The scoreboard showed Dartmouth with ten points when time expired, but you would have thought it was 40 listening to Harvard coach Joe Restic after the game.
"They ball-controlled us," he said. "Look at the sheet here and you can see that."
A peek at the statistics sheet indicates that Dartmouth held the ball for almost 37 of the 60 minutes, much of this on extended drives that failed to produce scores. Most disturbing, however, was the ease with which a Dartmouth offense that had been doing a collective impersonation of Rip Van Winkle all season moved the ball both in the air and on the ground in an unspectacular fashion.
Junior quarterback Jeff Kemp, who has completed about one-third of his passes all season, connected on 12 of 22 for 133 yards behind five sophomores on an offensive line decimated by injuries. Big Green coach Joe Yukica pointed to his effective running attack as the key to Kemp's success.
"This was the first time all season that we've been able to set up our passing attack with a good running game. Moving (Jeff) Dufresne (102 yds. in 27 carries) to tailback really helped us, and I was very pleased with our offensive line considering the injuries we've had," Yukica said.

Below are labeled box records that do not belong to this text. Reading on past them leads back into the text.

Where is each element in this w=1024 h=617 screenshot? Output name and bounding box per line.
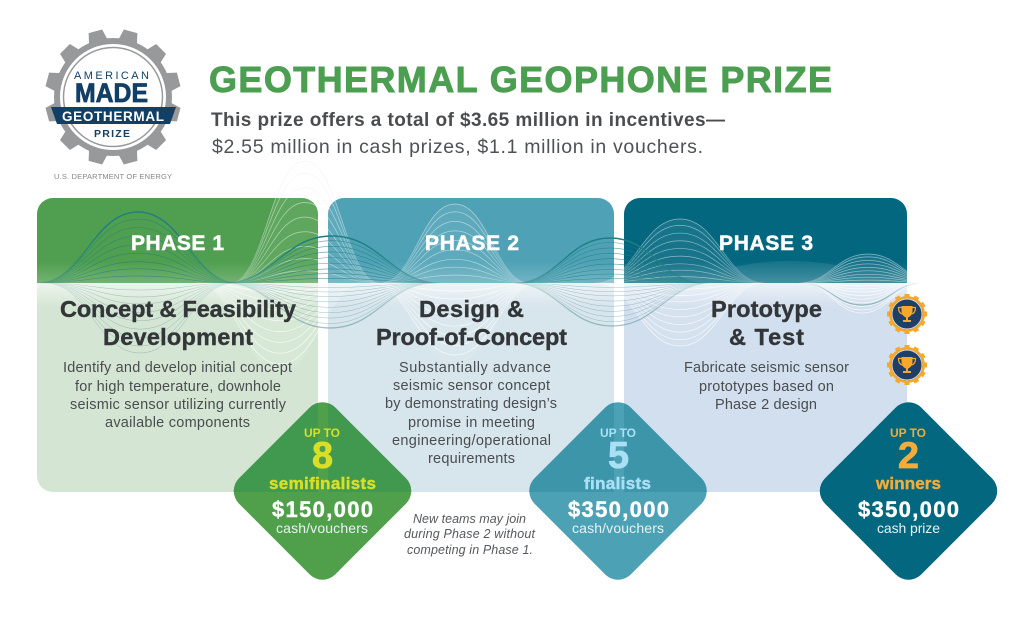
phase 3 heading: [711, 296, 822, 350]
panel: phase 3 content: [684, 232, 849, 413]
seismic wave band: [37, 161, 940, 373]
diamond callout: winners: [812, 395, 1005, 587]
phase 1 description: available components: [105, 415, 250, 431]
logo text: Geothermal: GEOTHERMAL: [62, 109, 164, 124]
phase 2 description: requirements: [428, 451, 515, 467]
phase 2 heading: Proof-of-Concept: [376, 324, 567, 350]
note: new teams: [404, 512, 536, 557]
lower waves, light strands: [195, 283, 922, 364]
prize type: cash/vouchers: [572, 520, 664, 536]
logo banner: [51, 107, 176, 124]
icon: trophy medal 1: [887, 294, 927, 334]
phase 2 heading: [376, 296, 567, 350]
note: new teams: competing in Phase 1.: [407, 543, 533, 557]
count 5: 5: [608, 435, 629, 476]
prize type: cash prize: [877, 520, 940, 536]
phase 2 description: seismic sensor concept: [393, 378, 550, 394]
logo text: Prize: PRIZE: [94, 128, 130, 140]
phase 2 description: [385, 360, 557, 467]
note: new teams: during Phase 2 without: [404, 527, 536, 541]
phase 3 description: Phase 2 design: [715, 397, 817, 413]
up to: UP TO: [600, 426, 636, 440]
phase 2 heading: Design &: [419, 296, 524, 322]
panel: phase 3 background: [624, 198, 907, 492]
subtitle: [211, 110, 725, 158]
semifinalists label: semifinalists: [269, 474, 376, 493]
icon: gear ring: [45, 29, 181, 165]
phase 3 description: Fabricate seismic sensor: [684, 360, 849, 376]
subtitle line 2: $2.55 million in cash prizes, $1.1 million in vouchers.: [212, 136, 703, 158]
upper waves, dark strands: [38, 219, 705, 283]
diamond callout: semifinalists: [234, 402, 412, 580]
phase 2 description: by demonstrating design’s: [385, 396, 557, 412]
count 2: 2: [898, 435, 919, 476]
logo text: department: U.S. DEPARTMENT OF ENERGY: [54, 172, 172, 181]
icon: trophy medal 2: [887, 345, 927, 385]
phase 1 heading: Concept & Feasibility: [60, 296, 296, 322]
logo: American-Made Geothermal Prize gear badge: [45, 29, 181, 181]
prize type: cash/vouchers: [276, 520, 368, 536]
finalists label: finalists: [584, 474, 651, 493]
phase 1 heading: [60, 296, 296, 350]
prize amount: $350,000: [568, 497, 669, 522]
phase 3 heading: & Test: [729, 324, 804, 350]
prize amount: $150,000: [272, 497, 373, 522]
phase 2 description: Substantially advance: [399, 360, 551, 376]
subtitle line 1: This prize offers a total of $3.65 million in incentives—: [211, 110, 725, 131]
phase 3 heading: Prototype: [711, 296, 822, 322]
phase 3 label: PHASE 3: [719, 232, 813, 255]
phase 1 heading: Development: [103, 324, 253, 350]
phase 1 description: seismic sensor utilizing currently: [70, 397, 287, 413]
panel: phase 1 content: [60, 232, 296, 431]
prize amount: $350,000: [858, 497, 959, 522]
phase 1 label: PHASE 1: [131, 232, 224, 255]
phase 3 description: [684, 360, 849, 413]
phase 1 description: for high temperature, downhole: [75, 379, 281, 395]
title: GEOTHERMAL GEOPHONE PRIZE: [209, 59, 832, 100]
diamond callout: finalists: [529, 402, 707, 580]
logo text: American: AMERICAN: [74, 70, 149, 82]
phase 3 description: prototypes based on: [699, 379, 834, 395]
winners label: winners: [875, 474, 941, 493]
count 8: 8: [312, 435, 333, 476]
phase 2 description: promise in meeting: [408, 415, 535, 431]
up to: UP TO: [890, 426, 926, 440]
phase 2 label: PHASE 2: [425, 232, 519, 255]
upper waves, light strands on panels: [234, 198, 907, 283]
panel: phase 1 background: [37, 198, 318, 492]
upper waves, dark outer strands: [38, 212, 705, 283]
filled wave shading: [238, 198, 907, 283]
phase 1 description: [63, 360, 292, 431]
upper light strand, faint above panel: [230, 161, 380, 283]
panel: phase 2 background: [328, 198, 614, 492]
phase 1 description: Identify and develop initial concept: [63, 360, 292, 376]
up to: UP TO: [304, 426, 340, 440]
logo text: Made: MADE: [75, 78, 148, 108]
note: new teams: New teams may join: [413, 512, 526, 526]
panel: phase 2 content: [376, 232, 567, 467]
lower waves, grey-teal strands: [45, 283, 922, 353]
phase 2 description: engineering/operational: [392, 433, 551, 449]
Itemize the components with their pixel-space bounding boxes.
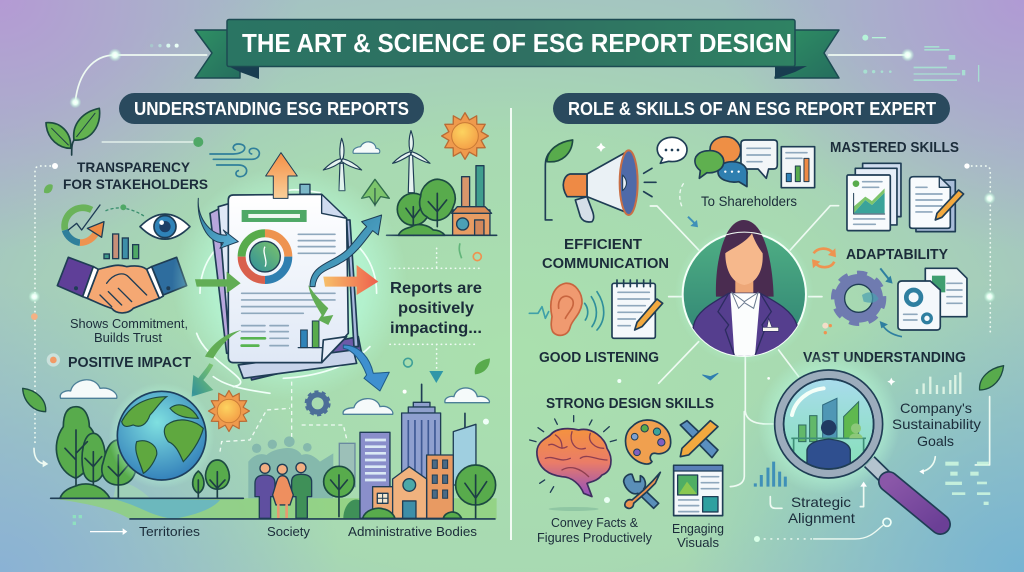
town hall [373, 467, 427, 518]
icon: ear and sound waves [529, 283, 604, 335]
check tick [703, 373, 718, 380]
decorative glow lines, top right [829, 35, 979, 82]
icon: gear and documents [822, 268, 967, 337]
divider between the two halves [510, 108, 512, 540]
arrow: orange up [266, 153, 297, 198]
orange block [427, 455, 453, 518]
icon: brain [530, 416, 616, 511]
lens [784, 379, 874, 469]
bottom page curl [322, 337, 347, 363]
caption: engaging visuals: Visuals [677, 536, 719, 550]
caption: convey facts and figures: Convey Facts & [551, 516, 639, 530]
banner right tail [775, 30, 839, 79]
section heading: understanding ESG reports: UNDERSTANDING ESG REPORTS [134, 99, 409, 119]
heading: positive impact: POSITIVE IMPACT [68, 354, 191, 371]
title: THE ART & SCIENCE OF ESG REPORT DESIGN [242, 28, 792, 58]
caption: company's sustainability goals: Company's [900, 400, 972, 416]
caption: shows commitment [70, 316, 188, 345]
arrow: blue curved in [198, 198, 238, 248]
heading: transparency for stakeholders [63, 159, 208, 192]
callout: reports are positively impacting [390, 280, 482, 337]
small charts, leaf and decorations [754, 366, 1004, 542]
icon: handshake [57, 257, 187, 313]
arrow: blue down right [343, 345, 389, 391]
scene [799, 425, 806, 442]
dashed connector lines [220, 382, 347, 452]
people [255, 463, 312, 518]
icon: leaf sprig [46, 108, 203, 155]
section heading: role and skills [553, 93, 950, 124]
connector lines around the expert [650, 163, 996, 487]
caption: shows commitment: Builds Trust [94, 330, 162, 345]
caption: strategic alignment: Alignment [788, 510, 855, 526]
lapels [718, 293, 771, 360]
caption labels under the scene [139, 524, 478, 539]
callout: reports are positively impacting: impacting... [390, 320, 482, 337]
heading: efficient communication: COMMUNICATION [542, 256, 669, 272]
label: to shareholders: To Shareholders [701, 194, 797, 209]
icon: donut chart with arrow [65, 204, 144, 243]
heading: good listening: GOOD LISTENING [539, 350, 659, 366]
icon: wind [210, 144, 259, 177]
design skill icons [530, 373, 723, 516]
jacket [692, 292, 798, 356]
caption labels under the scene: Territories [139, 524, 201, 539]
icon: sun [208, 390, 250, 432]
text lines [242, 234, 335, 346]
dotted connector, left edge [28, 163, 60, 467]
lens highlight [792, 388, 824, 415]
faded building [339, 443, 355, 487]
heading: transparency for stakeholders: TRANSPARENCY [77, 159, 191, 175]
trees left [56, 407, 136, 498]
icon: bars [104, 234, 139, 259]
concentric glow arcs [197, 190, 377, 393]
small arrow and squares [73, 515, 127, 535]
people silhouettes [248, 436, 333, 498]
caption: company's sustainability goals: Sustainability [892, 416, 981, 432]
caption labels under the scene: Administrative Bodies [348, 524, 478, 539]
decorations, upper right of left panel [390, 243, 483, 268]
handle [869, 462, 940, 524]
caption: strategic alignment: Strategic [791, 494, 851, 510]
ground [51, 482, 497, 519]
icon: trees and factory [362, 166, 497, 235]
hair front [716, 232, 774, 297]
icon: gear [306, 392, 329, 415]
icon: pencil and ruler [680, 421, 718, 458]
bushes and tree [363, 465, 496, 518]
neck [735, 280, 754, 293]
decorations, lower right of left panel [390, 344, 490, 425]
heading: efficient communication [542, 237, 669, 272]
section heading: understanding ESG reports [119, 93, 424, 124]
icon: documents and pencil [847, 163, 964, 232]
heading text: ADAPTABILITY [846, 247, 948, 263]
icon: sync arrows [812, 248, 836, 268]
heading: efficient communication: EFFICIENT [564, 237, 642, 253]
icon: clouds [343, 388, 489, 414]
small bars [298, 321, 325, 348]
folded corner [322, 194, 347, 218]
report document [210, 184, 362, 380]
arrows out of the document [192, 153, 389, 397]
arrow: green in [195, 272, 241, 293]
icon: wind turbines [323, 131, 430, 193]
icon: web page layout [674, 465, 723, 516]
document glow [172, 165, 408, 401]
main page [228, 194, 348, 363]
section heading: role and skills: ROLE & SKILLS OF AN ESG REPORT EXPERT [568, 99, 936, 119]
callout: reports are positively impacting: Reports are [390, 280, 482, 297]
face [725, 233, 763, 285]
icon: globe [108, 382, 215, 489]
icon: eye [140, 214, 190, 239]
pie chart [242, 233, 288, 280]
clip tab [300, 184, 310, 194]
caption: engaging visuals [672, 522, 724, 550]
icon: speech bubble [657, 137, 687, 163]
heading: vast understanding: VAST UNDERSTANDING [803, 350, 966, 366]
caption: convey facts and figures [537, 516, 653, 545]
written page [910, 177, 964, 232]
back pages [210, 203, 362, 380]
title banner [195, 20, 839, 79]
expert portrait [674, 220, 814, 364]
icon: notepad and pencil [612, 280, 663, 338]
header bar [242, 210, 307, 222]
scene: landscape and city [23, 380, 497, 535]
caption: company's sustainability goals [892, 400, 981, 449]
pin [763, 318, 779, 331]
tree by the city [324, 466, 362, 518]
arrow: orange right [323, 265, 378, 295]
decorative glow lines, top left [69, 44, 207, 108]
caption: convey facts and figures: Figures Productively [537, 531, 653, 545]
panel: understanding ESG reports [23, 108, 497, 539]
shirt [730, 293, 760, 360]
panel: role and skills [529, 137, 1004, 550]
caption: company's sustainability goals: Goals [917, 433, 954, 449]
caption labels under the scene: Society [267, 524, 310, 539]
icon: leaf [23, 388, 46, 412]
baseline [130, 516, 495, 521]
heading: mastered skills: MASTERED SKILLS [830, 140, 959, 156]
stacked chart report [847, 163, 901, 231]
caption: engaging visuals: Engaging [672, 522, 724, 536]
heading: transparency for stakeholders: FOR STAKEHOLDERS [63, 176, 208, 192]
heading: strong design skills: STRONG DESIGN SKILLS [546, 396, 714, 412]
arrow: green down [308, 285, 333, 325]
arrow: green curved down left [205, 330, 242, 358]
tower [402, 384, 441, 486]
hair [715, 220, 774, 295]
icon: megaphone [545, 140, 656, 222]
banner left tail [195, 30, 259, 79]
buildings [360, 384, 496, 518]
caption: shows commitment: Shows Commitment, [70, 316, 188, 331]
arrow: blue rising [310, 215, 382, 287]
striped block [360, 432, 390, 518]
icon: chat bubbles and report card [680, 137, 815, 227]
icon: palette [626, 420, 671, 464]
glass building [453, 413, 476, 485]
heading: adaptability with sync arrows [812, 247, 948, 268]
icon: magnifying glass with business scene [757, 352, 940, 524]
icon: sun [442, 113, 488, 159]
icon: cloud [60, 380, 117, 398]
callout: reports are positively impacting: positively [398, 300, 474, 317]
small trees [51, 460, 243, 498]
banner body [227, 20, 795, 66]
caption: strategic alignment [788, 494, 855, 526]
icon: wrench and screwdriver [624, 472, 660, 508]
icon: small cloud [353, 142, 380, 153]
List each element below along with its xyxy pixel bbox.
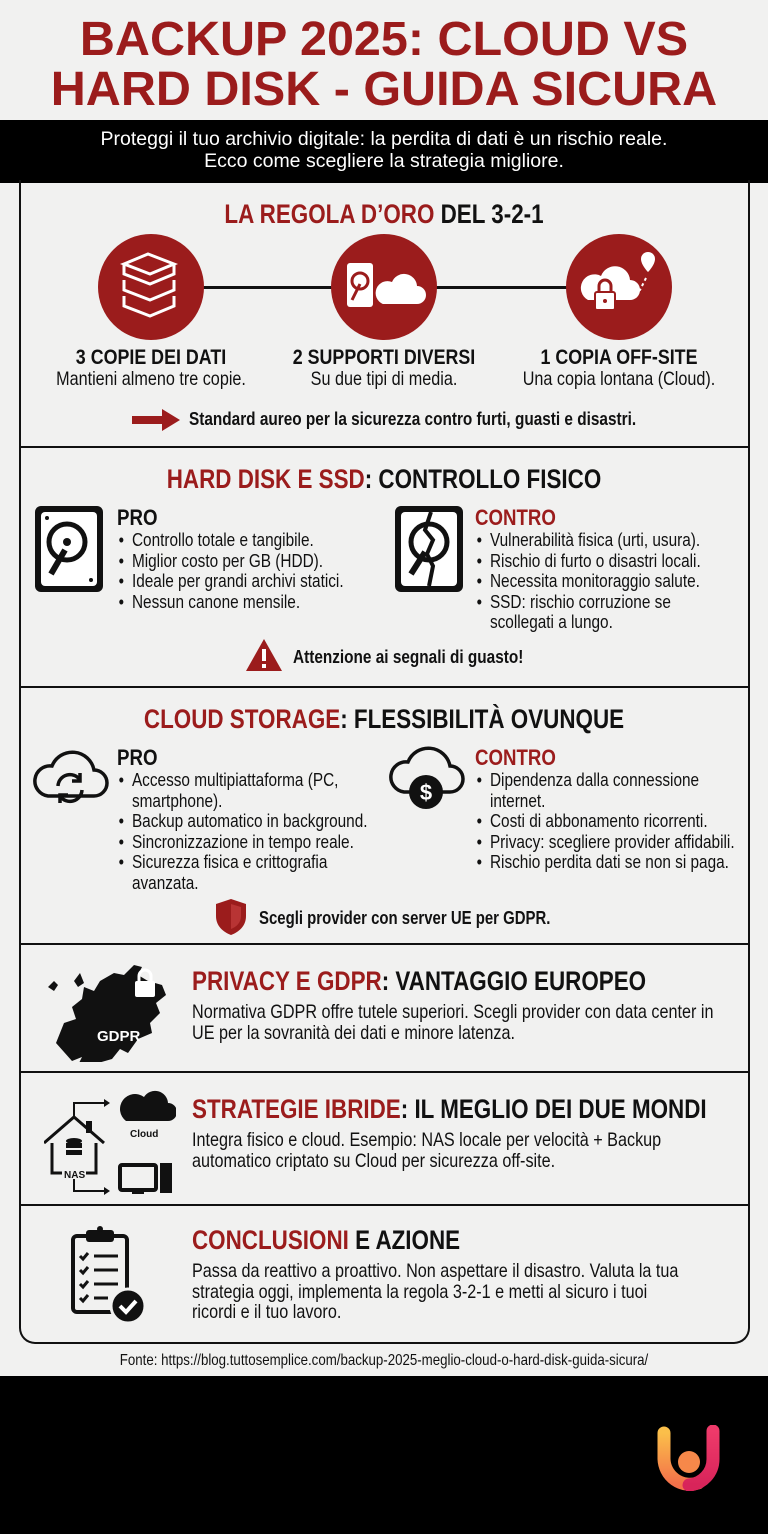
- icon: cloud lock pin: [566, 234, 672, 340]
- panel: hybrid: [44, 1090, 707, 1195]
- pro list cloud: avanzata.: [132, 872, 199, 892]
- step 2 text: 2 SUPPORTI DIVERSI: [293, 345, 475, 369]
- source: Fonte: https://blog.tuttosemplice.com/backup-2025-meglio-cloud-o-hard-disk-guida-sicura/: [120, 1352, 648, 1369]
- text privacy: Normativa GDPR offre tutele superiori. Scegli provider con data center in UE per la sovranità dei dati e minore latenza.: [192, 1001, 713, 1044]
- text conclusions: Passa da reattivo a proattivo. Non aspettare il disastro. Valuta la tua: [192, 1260, 678, 1282]
- pro list disk: Ideale per grandi archivi statici.: [132, 570, 344, 591]
- step 2 text: [293, 345, 475, 390]
- icon: hybrid NAS: [44, 1090, 176, 1195]
- pro list cloud: Sicurezza fisica e crittografia: [132, 851, 327, 872]
- contro list disk: Necessita monitoraggio salute.: [490, 570, 700, 591]
- panel: cloud: [33, 704, 735, 935]
- contro list disk: [475, 505, 701, 632]
- icon: europe map: GDPR: [97, 1028, 141, 1045]
- text conclusions: [192, 1260, 678, 1323]
- icon: arrow: [132, 409, 180, 431]
- pro list cloud: PRO: [117, 745, 157, 770]
- title: HARD DISK - GUIDA SICURA: [51, 62, 717, 116]
- subtitle band: Proteggi il tuo archivio digitale: la perdita di dati è un rischio reale.: [101, 128, 667, 150]
- main panel: [19, 180, 750, 1344]
- heading 3-2-1: LA REGOLA D’ORO DEL 3-2-1: [224, 199, 544, 229]
- contro list cloud: CONTRO: [475, 745, 556, 770]
- callout: warning: [246, 639, 523, 671]
- callout: GDPR tip: [216, 899, 550, 935]
- pro list disk: Miglior costo per GB (HDD).: [132, 550, 323, 570]
- step 2 text: Su due tipi di media.: [311, 368, 457, 390]
- footer band: [0, 1376, 768, 1534]
- text conclusions: ricordi e il tuo lavoro.: [192, 1301, 341, 1323]
- icon: hybrid NAS: NAS: [64, 1170, 85, 1181]
- step 3 text: Una copia lontana (Cloud).: [523, 368, 715, 390]
- heading privacy: PRIVACY E GDPR: VANTAGGIO EUROPEO: [192, 966, 646, 996]
- contro list cloud: Privacy: scegliere provider affidabili.: [490, 830, 735, 852]
- contro list disk: CONTRO: [475, 505, 556, 530]
- title: BACKUP 2025: CLOUD VS: [80, 12, 688, 66]
- heading conclusions: CONCLUSIONI E AZIONE: [192, 1225, 460, 1255]
- pro list cloud: smartphone).: [132, 790, 222, 810]
- icon: hard disk: [35, 506, 103, 592]
- contro list disk: SSD: rischio corruzione se: [490, 590, 671, 612]
- panel: privacy: [48, 965, 713, 1062]
- contro list cloud: Rischio perdita dati se non si paga.: [490, 851, 729, 872]
- pro list disk: PRO: [117, 505, 157, 530]
- pro list disk: [117, 505, 344, 612]
- panel: hard disk: [35, 464, 701, 671]
- icon: broken disk: [395, 506, 463, 592]
- panel: 3-2-1 rule: [56, 199, 715, 431]
- pro list disk: Controllo totale e tangibile.: [132, 529, 314, 550]
- pro list cloud: Backup automatico in background.: [132, 810, 368, 831]
- contro list disk: Vulnerabilità fisica (urti, usura).: [490, 529, 700, 550]
- icon: cloud sync: [33, 750, 109, 804]
- icon: shield: [216, 899, 246, 935]
- icon: europe map: [48, 965, 166, 1062]
- callout: GDPR tip: Scegli provider con server UE per GDPR.: [259, 908, 550, 928]
- step 3 text: 1 COPIA OFF-SITE: [541, 345, 697, 369]
- icon: cloud cost: [389, 746, 465, 809]
- title: [51, 12, 717, 116]
- heading hard disk: HARD DISK E SSD: CONTROLLO FISICO: [167, 464, 601, 494]
- contro list cloud: Dipendenza dalla connessione: [490, 769, 699, 790]
- icon: hybrid NAS: Cloud: [130, 1129, 158, 1140]
- step 1 text: Mantieni almeno tre copie.: [56, 368, 246, 390]
- subtitle band: Ecco come scegliere la strategia migliore.: [204, 150, 564, 172]
- connector line: [150, 286, 620, 289]
- panel: conclusions: [71, 1225, 678, 1323]
- icon: warning: [246, 639, 282, 671]
- contro list cloud: [475, 745, 735, 872]
- subtitle band: [0, 120, 768, 183]
- contro list cloud: internet.: [490, 790, 545, 810]
- heading hybrid: STRATEGIE IBRIDE: IL MEGLIO DEI DUE MONDI: [192, 1094, 707, 1124]
- pro list cloud: [117, 745, 368, 892]
- icon: clipboard: [71, 1226, 144, 1322]
- text conclusions: strategia oggi, implementa la regola 3-2-1 e metti al sicuro i tuoi: [192, 1280, 647, 1302]
- contro list disk: scollegati a lungo.: [490, 611, 613, 632]
- heading cloud: CLOUD STORAGE: FLESSIBILITÀ OVUNQUE: [144, 704, 624, 734]
- pro list disk: Nessun canone mensile.: [132, 590, 300, 612]
- step 3 text: [523, 345, 715, 390]
- callout: standard: Standard aureo per la sicurezza contro furti, guasti e disastri.: [189, 408, 636, 429]
- pro list cloud: Sincronizzazione in tempo reale.: [132, 830, 354, 852]
- text hybrid: Integra fisico e cloud. Esempio: NAS locale per velocità + Backup automatico criptato su Cloud per sicurezza off-site.: [192, 1129, 661, 1172]
- icon: disk and cloud: [331, 234, 437, 340]
- contro list cloud: Costi di abbonamento ricorrenti.: [490, 810, 708, 831]
- logo: [658, 1425, 720, 1491]
- pro list cloud: Accesso multipiattaforma (PC,: [132, 769, 338, 790]
- contro list disk: Rischio di furto o disastri locali.: [490, 550, 701, 570]
- icon: cloud cost: $: [420, 780, 432, 805]
- icon: server stack: [98, 234, 204, 340]
- callout: warning: Attenzione ai segnali di guasto!: [293, 646, 523, 667]
- step 1 text: [56, 345, 246, 390]
- step 1 text: 3 COPIE DEI DATI: [76, 345, 226, 369]
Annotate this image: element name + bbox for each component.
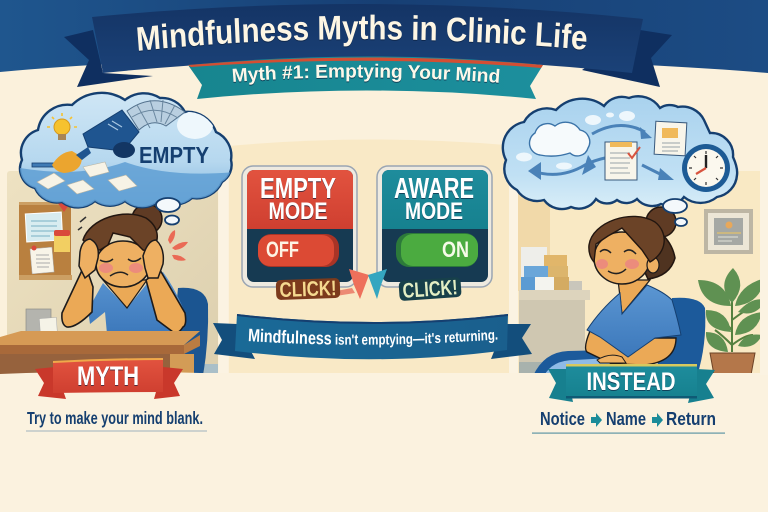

According to Restic, a poor game by the Crimson defense helped even more. "We just didn't play defense with the intensity we showed in the first few games of the season, especially in the first half. We're talking about them taking it to our unit which we thought was our strength."
The lack of intensity was reflected by penalties in some crucial situations, such as a fumble recovery by defensive end Tony Finan that was negated by the defensive line jumping offsides. "We had some foolish penalties," Restic said.
Dartmouth gained 180 yds in 54 carries, most of that on the cutting running of Dufresne. "They're big on the cutback," Crimson linebacker Matt Sabetti said yesterday. "When you play a team like that, guys on the other side of the ball have to be alert. I guess we just weren't up to snuff."
It wasn't as though Dartmouth pulled any tricks out of a great green bag either. "They ran outside a little bit to start the game, but I think that was a diversionary tactic because they came right back to running from tackle to tackle, which is what they do best," Sabetti said. "They didn't show us anything we didn't expect. From my point of view it wasn't the coaches fault."
"When you lose a game like this one, you lose it together," Sabetti continued. "I think we're all to blame."